Today those countries have their revenge.

They’ve apparently defied the negative stereotype and are clocking up a healthy economic performance. The PIIGS might not be flying yet, but they certainly seem to be taking off:

“Europe has had a very good year to date and is genuinely recovering,” said Laura Foll of the Janus Henderson fund management group. “Unemployment has come down. Economic growth is looking better than expected.” 

Among the most heavily indebted and bailed-out countries in the bloc, Spain is the star: It is growing at more than 3.5 percent per year. Even the zone’s financial pariah, Greece, has come in out of the cold and is basking in an unexpected glow of investor approval. Last week, for the first time in three years, the government in Athens offered its bonds for sale and it was inundated with bids.

“This is surely a positive sign,” said Florian Hense, Europe economist with Germany’s largest private bank, Berenberg.

“We see a bigger improvement in Ireland, and even Portugal is growing at a very healthy pace,” he said.

All this comes after seven years of crisis; after $380 billion of bailout money has been pumped into Greece alone; and after the bailed-out countries were compelled to cut their public spending and reform their economies, largely at the insistence of the German government.

“Tough love,” Hense calls it.

“That tough love has certainly worked. These bailed-out countries are reaping the benefits of those reforms and cuts,” he told Marketplace. “The German government’s approach has been vindicated.”

Not all economists are saluting the Germans, however, nor are they all overly impressed by the latest rosy assessment of the bloc’s performance. Simon Tilford of the Centre for European Reform said the austerity program made matters worse in Greece, and that country has still not really rebounded.

“It’s gone through the biggest peacetime slump of any developed economy ever, and it’s yet to bounce back in any meaningful way,” he said.  

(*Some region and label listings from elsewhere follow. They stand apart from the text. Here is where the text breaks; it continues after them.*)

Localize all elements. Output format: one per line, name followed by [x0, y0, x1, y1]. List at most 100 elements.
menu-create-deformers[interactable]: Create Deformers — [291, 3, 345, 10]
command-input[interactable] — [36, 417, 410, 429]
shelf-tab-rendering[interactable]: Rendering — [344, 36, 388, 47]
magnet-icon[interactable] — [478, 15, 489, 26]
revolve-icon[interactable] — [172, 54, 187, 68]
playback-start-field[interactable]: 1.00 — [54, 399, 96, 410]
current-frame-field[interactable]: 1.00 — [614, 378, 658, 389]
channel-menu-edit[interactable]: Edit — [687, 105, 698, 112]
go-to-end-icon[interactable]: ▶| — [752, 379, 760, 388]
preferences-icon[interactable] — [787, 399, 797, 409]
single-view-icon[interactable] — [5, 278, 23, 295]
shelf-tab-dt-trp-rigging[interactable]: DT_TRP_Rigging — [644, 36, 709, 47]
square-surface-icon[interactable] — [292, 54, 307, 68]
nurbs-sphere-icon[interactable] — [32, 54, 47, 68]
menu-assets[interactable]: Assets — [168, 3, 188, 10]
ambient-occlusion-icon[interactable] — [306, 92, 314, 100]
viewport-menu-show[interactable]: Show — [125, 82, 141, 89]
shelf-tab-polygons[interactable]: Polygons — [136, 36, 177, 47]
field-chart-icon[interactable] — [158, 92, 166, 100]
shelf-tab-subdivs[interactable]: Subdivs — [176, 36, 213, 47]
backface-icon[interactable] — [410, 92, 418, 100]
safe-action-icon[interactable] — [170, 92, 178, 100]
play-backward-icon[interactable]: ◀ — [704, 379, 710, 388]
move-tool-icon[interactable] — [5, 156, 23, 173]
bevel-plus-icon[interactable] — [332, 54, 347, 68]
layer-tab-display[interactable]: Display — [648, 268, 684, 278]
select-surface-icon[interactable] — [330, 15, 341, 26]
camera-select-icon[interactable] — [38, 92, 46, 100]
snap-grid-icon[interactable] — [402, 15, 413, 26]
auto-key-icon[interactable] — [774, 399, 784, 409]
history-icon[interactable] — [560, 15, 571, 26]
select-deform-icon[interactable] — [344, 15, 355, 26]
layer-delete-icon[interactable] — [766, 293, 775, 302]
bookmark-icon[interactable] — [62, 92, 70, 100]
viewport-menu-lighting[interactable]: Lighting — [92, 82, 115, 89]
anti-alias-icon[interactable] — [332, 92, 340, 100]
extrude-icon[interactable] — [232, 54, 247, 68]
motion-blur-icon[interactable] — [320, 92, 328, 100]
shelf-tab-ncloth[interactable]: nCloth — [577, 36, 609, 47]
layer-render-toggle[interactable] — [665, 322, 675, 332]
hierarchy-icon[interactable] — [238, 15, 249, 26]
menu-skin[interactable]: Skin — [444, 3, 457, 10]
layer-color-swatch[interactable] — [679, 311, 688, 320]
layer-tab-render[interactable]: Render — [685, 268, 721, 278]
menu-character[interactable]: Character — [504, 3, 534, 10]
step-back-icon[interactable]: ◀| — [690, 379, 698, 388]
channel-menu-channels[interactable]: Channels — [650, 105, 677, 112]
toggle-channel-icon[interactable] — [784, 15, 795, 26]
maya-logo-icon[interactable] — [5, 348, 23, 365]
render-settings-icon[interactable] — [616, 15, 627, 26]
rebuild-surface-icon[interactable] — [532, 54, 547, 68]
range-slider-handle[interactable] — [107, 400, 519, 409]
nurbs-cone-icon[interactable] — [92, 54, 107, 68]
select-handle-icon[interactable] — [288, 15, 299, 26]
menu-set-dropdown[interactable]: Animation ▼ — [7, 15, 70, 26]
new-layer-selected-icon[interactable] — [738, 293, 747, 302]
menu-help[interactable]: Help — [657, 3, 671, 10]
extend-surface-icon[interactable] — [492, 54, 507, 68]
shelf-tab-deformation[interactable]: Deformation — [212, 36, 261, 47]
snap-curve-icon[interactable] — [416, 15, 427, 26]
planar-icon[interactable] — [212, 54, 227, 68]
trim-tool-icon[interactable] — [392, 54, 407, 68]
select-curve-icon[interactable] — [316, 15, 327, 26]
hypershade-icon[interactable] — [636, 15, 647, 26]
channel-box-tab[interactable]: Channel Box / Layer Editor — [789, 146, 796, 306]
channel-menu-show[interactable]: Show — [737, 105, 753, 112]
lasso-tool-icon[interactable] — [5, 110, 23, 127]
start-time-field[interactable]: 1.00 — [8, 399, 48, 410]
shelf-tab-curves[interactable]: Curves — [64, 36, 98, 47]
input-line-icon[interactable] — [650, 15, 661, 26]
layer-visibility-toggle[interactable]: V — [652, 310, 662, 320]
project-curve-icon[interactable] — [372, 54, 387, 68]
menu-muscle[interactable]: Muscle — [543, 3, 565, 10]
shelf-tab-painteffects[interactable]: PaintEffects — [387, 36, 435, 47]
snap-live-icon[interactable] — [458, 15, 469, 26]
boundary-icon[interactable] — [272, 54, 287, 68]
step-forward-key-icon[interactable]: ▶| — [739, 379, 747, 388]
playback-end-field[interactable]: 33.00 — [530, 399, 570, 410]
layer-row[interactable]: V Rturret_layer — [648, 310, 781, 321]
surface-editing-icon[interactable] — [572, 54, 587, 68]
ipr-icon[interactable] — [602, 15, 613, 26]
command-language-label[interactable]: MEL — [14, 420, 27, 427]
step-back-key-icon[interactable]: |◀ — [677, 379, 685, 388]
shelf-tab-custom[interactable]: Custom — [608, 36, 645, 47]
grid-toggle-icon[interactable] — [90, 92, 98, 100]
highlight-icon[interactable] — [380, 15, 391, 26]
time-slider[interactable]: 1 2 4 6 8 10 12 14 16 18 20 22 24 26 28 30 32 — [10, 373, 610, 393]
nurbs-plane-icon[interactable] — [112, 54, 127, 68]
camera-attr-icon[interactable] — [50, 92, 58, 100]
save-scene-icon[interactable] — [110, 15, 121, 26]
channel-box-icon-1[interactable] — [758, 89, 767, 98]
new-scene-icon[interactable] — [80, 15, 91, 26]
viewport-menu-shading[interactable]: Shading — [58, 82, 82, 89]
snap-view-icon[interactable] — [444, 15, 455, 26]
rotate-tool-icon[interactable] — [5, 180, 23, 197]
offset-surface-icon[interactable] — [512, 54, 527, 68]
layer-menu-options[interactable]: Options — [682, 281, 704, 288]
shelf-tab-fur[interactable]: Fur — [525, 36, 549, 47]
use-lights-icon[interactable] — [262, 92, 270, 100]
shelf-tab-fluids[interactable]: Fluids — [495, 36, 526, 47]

Tilford argues that the recent Greek bond sale was a success only because the bonds carried a very high rate of interest. And he’s rather dismissive of the overall improvement in the eurozone.

“It’s very weak given the scale of the preceding slump. The eurozone economy is still only a little bit bigger than it was before the 2007 crisis. There’s a long, long way to go before people can start talking about recovery.”

Hardened critics of the euro, like Henry Newman of the Open Europe think tank, say that despite the growth spurt in the zone, the deep existential flaws remain. Newman doesn’t believe the single currency is sustainable “without much more political union.”

In other words: without a United States of Europe in which Germany shoulders the debts of its poorer partners.

German economist Florian Hense said that is unlikely to happen anytime soon, but he is far more optimistic about the long-term prospects for the euro; he insists the current upswing in the eurozone is genuine and gathering pace, and he points out that the bloc is now growing faster than the U.S., the first time that’s happened for many years.     

So is the eurozone out of the woods? Is he calling the end of the debt crisis?

“ Yes … and no.” he said. An economist’s forecast.